I need real life user first for this optimization or simplification. Coroutine-like code doesn't match the POSIX APIs in C, and this isn't trivial in non-C runtimes either (rust gave up and abandoned it).

For golang affairs I'm not that familiar with its runtime implementation, but I would prefer with our current resources to not diverge from other upstream platforms. Unless we will get someone dedicated to hack it, we mostly keep it alive for NetBSD. However potential issues in implementation complexity stand I think. I would prefer to keep setcontext(2) for current thread only.

dvyukov commented 5 years ago

Ack. Then never mind.

krytarowski commented 5 years ago

Ack. Then never mind.

Thank you for the input! Such crazy things with live patching, aot, jit etc are easiest with bytecode runtimes. (I know about c++20 plans to include them... but well we can defer discussing it for some time.)

So the proof that pinspect(2) works is to get libgc code example running with compiler instrumentation and runtime for LSan.

@thorpej also mentioned cases of robust features in pthread(3) to take into account, I will wait for his comments on it and keep working on the currently designed API.

krytarowski commented 5 years ago

@thorpej Today I have got a workstation outage and after attempts to repair it myself I had to finally go with it to a repair service, hopefully it will be back tomorrow.

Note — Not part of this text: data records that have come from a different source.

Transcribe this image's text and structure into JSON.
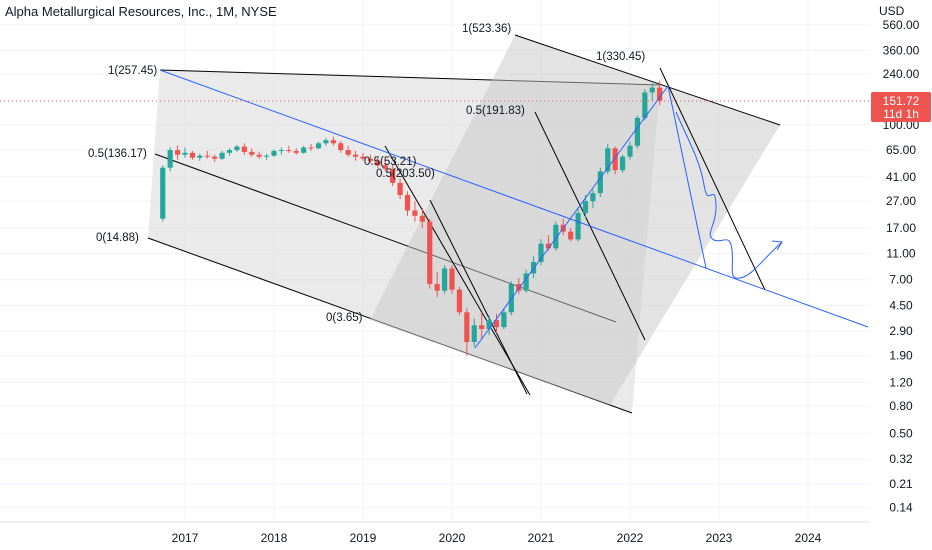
{
  "chart_data": {
    "type": "candlestick",
    "title": "Alpha Metallurgical Resources, Inc., 1M, NYSE",
    "currency": "USD",
    "y_scale": "log",
    "y_ticks": [
      "560.00",
      "360.00",
      "240.00",
      "100.00",
      "65.00",
      "41.00",
      "27.00",
      "17.00",
      "11.00",
      "7.00",
      "4.50",
      "2.90",
      "1.90",
      "1.20",
      "0.80",
      "0.50",
      "0.32",
      "0.21",
      "0.14"
    ],
    "x_ticks": [
      "2017",
      "2018",
      "2019",
      "2020",
      "2021",
      "2022",
      "2023",
      "2024"
    ],
    "last_price": "151.72",
    "countdown": "11d 1h",
    "colors": {
      "up": "#26a69a",
      "down": "#ef5350",
      "trend": "#2962ff",
      "price_line": "#ef5350",
      "fill": "#d6d6d6",
      "line": "#000000"
    },
    "series": [
      {
        "t": "2016-10",
        "o": 20,
        "h": 50,
        "l": 19,
        "c": 48
      },
      {
        "t": "2016-11",
        "o": 48,
        "h": 68,
        "l": 45,
        "c": 65
      },
      {
        "t": "2016-12",
        "o": 65,
        "h": 70,
        "l": 55,
        "c": 60
      },
      {
        "t": "2017-01",
        "o": 60,
        "h": 68,
        "l": 57,
        "c": 62
      },
      {
        "t": "2017-02",
        "o": 62,
        "h": 64,
        "l": 55,
        "c": 57
      },
      {
        "t": "2017-03",
        "o": 57,
        "h": 61,
        "l": 54,
        "c": 59
      },
      {
        "t": "2017-04",
        "o": 59,
        "h": 64,
        "l": 56,
        "c": 58
      },
      {
        "t": "2017-05",
        "o": 58,
        "h": 60,
        "l": 53,
        "c": 56
      },
      {
        "t": "2017-06",
        "o": 56,
        "h": 64,
        "l": 55,
        "c": 62
      },
      {
        "t": "2017-07",
        "o": 62,
        "h": 67,
        "l": 59,
        "c": 65
      },
      {
        "t": "2017-08",
        "o": 65,
        "h": 71,
        "l": 63,
        "c": 69
      },
      {
        "t": "2017-09",
        "o": 69,
        "h": 73,
        "l": 60,
        "c": 63
      },
      {
        "t": "2017-10",
        "o": 63,
        "h": 67,
        "l": 58,
        "c": 60
      },
      {
        "t": "2017-11",
        "o": 60,
        "h": 63,
        "l": 56,
        "c": 58
      },
      {
        "t": "2017-12",
        "o": 58,
        "h": 61,
        "l": 55,
        "c": 59
      },
      {
        "t": "2018-01",
        "o": 59,
        "h": 66,
        "l": 58,
        "c": 64
      },
      {
        "t": "2018-02",
        "o": 64,
        "h": 68,
        "l": 60,
        "c": 65
      },
      {
        "t": "2018-03",
        "o": 65,
        "h": 70,
        "l": 62,
        "c": 64
      },
      {
        "t": "2018-04",
        "o": 64,
        "h": 67,
        "l": 60,
        "c": 62
      },
      {
        "t": "2018-05",
        "o": 62,
        "h": 70,
        "l": 61,
        "c": 68
      },
      {
        "t": "2018-06",
        "o": 68,
        "h": 72,
        "l": 64,
        "c": 67
      },
      {
        "t": "2018-07",
        "o": 67,
        "h": 75,
        "l": 66,
        "c": 73
      },
      {
        "t": "2018-08",
        "o": 73,
        "h": 80,
        "l": 70,
        "c": 77
      },
      {
        "t": "2018-09",
        "o": 77,
        "h": 82,
        "l": 70,
        "c": 73
      },
      {
        "t": "2018-10",
        "o": 73,
        "h": 76,
        "l": 62,
        "c": 65
      },
      {
        "t": "2018-11",
        "o": 65,
        "h": 70,
        "l": 58,
        "c": 60
      },
      {
        "t": "2018-12",
        "o": 60,
        "h": 64,
        "l": 54,
        "c": 58
      },
      {
        "t": "2019-01",
        "o": 58,
        "h": 62,
        "l": 54,
        "c": 56
      },
      {
        "t": "2019-02",
        "o": 56,
        "h": 60,
        "l": 52,
        "c": 54
      },
      {
        "t": "2019-03",
        "o": 54,
        "h": 57,
        "l": 48,
        "c": 50
      },
      {
        "t": "2019-04",
        "o": 50,
        "h": 55,
        "l": 45,
        "c": 47
      },
      {
        "t": "2019-05",
        "o": 47,
        "h": 51,
        "l": 35,
        "c": 37
      },
      {
        "t": "2019-06",
        "o": 37,
        "h": 40,
        "l": 28,
        "c": 30
      },
      {
        "t": "2019-07",
        "o": 30,
        "h": 32,
        "l": 21,
        "c": 23
      },
      {
        "t": "2019-08",
        "o": 23,
        "h": 27,
        "l": 19,
        "c": 21
      },
      {
        "t": "2019-09",
        "o": 21,
        "h": 24,
        "l": 17,
        "c": 19
      },
      {
        "t": "2019-10",
        "o": 19,
        "h": 20,
        "l": 6,
        "c": 6.5
      },
      {
        "t": "2019-11",
        "o": 6.5,
        "h": 8,
        "l": 5.2,
        "c": 5.8
      },
      {
        "t": "2019-12",
        "o": 5.8,
        "h": 9,
        "l": 5.5,
        "c": 8.5
      },
      {
        "t": "2020-01",
        "o": 8.5,
        "h": 9,
        "l": 5.5,
        "c": 5.9
      },
      {
        "t": "2020-02",
        "o": 5.9,
        "h": 6.2,
        "l": 3.8,
        "c": 4.0
      },
      {
        "t": "2020-03",
        "o": 4.0,
        "h": 4.3,
        "l": 1.9,
        "c": 2.4
      },
      {
        "t": "2020-04",
        "o": 2.4,
        "h": 3.6,
        "l": 2.2,
        "c": 3.2
      },
      {
        "t": "2020-05",
        "o": 3.2,
        "h": 4.0,
        "l": 2.5,
        "c": 3.0
      },
      {
        "t": "2020-06",
        "o": 3.0,
        "h": 3.8,
        "l": 2.7,
        "c": 3.5
      },
      {
        "t": "2020-07",
        "o": 3.5,
        "h": 3.9,
        "l": 2.8,
        "c": 3.1
      },
      {
        "t": "2020-08",
        "o": 3.1,
        "h": 4.3,
        "l": 3.0,
        "c": 4.0
      },
      {
        "t": "2020-09",
        "o": 4.0,
        "h": 6.8,
        "l": 3.8,
        "c": 6.5
      },
      {
        "t": "2020-10",
        "o": 6.5,
        "h": 7.2,
        "l": 5.5,
        "c": 5.8
      },
      {
        "t": "2020-11",
        "o": 5.8,
        "h": 8.3,
        "l": 5.6,
        "c": 7.8
      },
      {
        "t": "2020-12",
        "o": 7.8,
        "h": 10.5,
        "l": 7.2,
        "c": 9.5
      },
      {
        "t": "2021-01",
        "o": 9.5,
        "h": 14,
        "l": 9,
        "c": 13
      },
      {
        "t": "2021-02",
        "o": 13,
        "h": 15,
        "l": 11.5,
        "c": 12
      },
      {
        "t": "2021-03",
        "o": 12,
        "h": 19,
        "l": 11.5,
        "c": 18
      },
      {
        "t": "2021-04",
        "o": 18,
        "h": 20,
        "l": 15,
        "c": 16
      },
      {
        "t": "2021-05",
        "o": 16,
        "h": 17,
        "l": 13.5,
        "c": 14
      },
      {
        "t": "2021-06",
        "o": 14,
        "h": 24,
        "l": 13.5,
        "c": 22
      },
      {
        "t": "2021-07",
        "o": 22,
        "h": 30,
        "l": 20,
        "c": 27
      },
      {
        "t": "2021-08",
        "o": 27,
        "h": 33,
        "l": 24,
        "c": 31
      },
      {
        "t": "2021-09",
        "o": 31,
        "h": 48,
        "l": 29,
        "c": 45
      },
      {
        "t": "2021-10",
        "o": 45,
        "h": 72,
        "l": 43,
        "c": 67
      },
      {
        "t": "2021-11",
        "o": 67,
        "h": 69,
        "l": 43,
        "c": 46
      },
      {
        "t": "2021-12",
        "o": 46,
        "h": 60,
        "l": 44,
        "c": 58
      },
      {
        "t": "2022-01",
        "o": 58,
        "h": 75,
        "l": 55,
        "c": 70
      },
      {
        "t": "2022-02",
        "o": 70,
        "h": 118,
        "l": 67,
        "c": 113
      },
      {
        "t": "2022-03",
        "o": 113,
        "h": 185,
        "l": 108,
        "c": 175
      },
      {
        "t": "2022-04",
        "o": 175,
        "h": 205,
        "l": 150,
        "c": 190
      },
      {
        "t": "2022-05",
        "o": 190,
        "h": 215,
        "l": 140,
        "c": 151.72
      }
    ],
    "fib_labels": [
      "1(257.45)",
      "0.5(136.17)",
      "0(14.88)",
      "1(523.36)",
      "0.5(191.83)",
      "0(3.65)",
      "1(330.45)",
      "0.5(53.21)",
      "0.5(203.50)"
    ]
  }
}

I have got a snapshot of my work in git branch from yesterday. It contains a kernel implementation for pinspect(2).

https://github.com/krytarowski/src/blob/pinspect/sys/kern/sys_pinspect_common.c#L65-L117

Basically I need assistance how to get pinspect_enable() to work correctly with the IPIs. My usage of kernel preemption and SPLs was speculative.

Please review and tell me how to change it.

Here is userret():

https://github.com/krytarowski/src/blob/pinspect/sys/sys/userret.h#L92-L96

This code is still only build tested and boot tested. My pthread(3) implementation was incomplete and I got some more insights on the implementation of pthread_stop_world_np().

So far my thoughts:

My implementation of pthread(3) didn't land GitHub and was still kept locally on the machine that is in outage, but my kernel initial version should be fine to push to proof reading. I was also wondering whether it would be better to take rwlock in pinspect(2) instead of using a kcondvar... I'm all ears.

krytarowski commented 5 years ago

It's too late for -9 and there are still other kernel issues detected with ptrace(2). I don't want to add an interface that might share fragility.

For now I will upstream ptrace(2)-based solution for LSan (that we have locally) and once done with debuggers implement pinspect(2).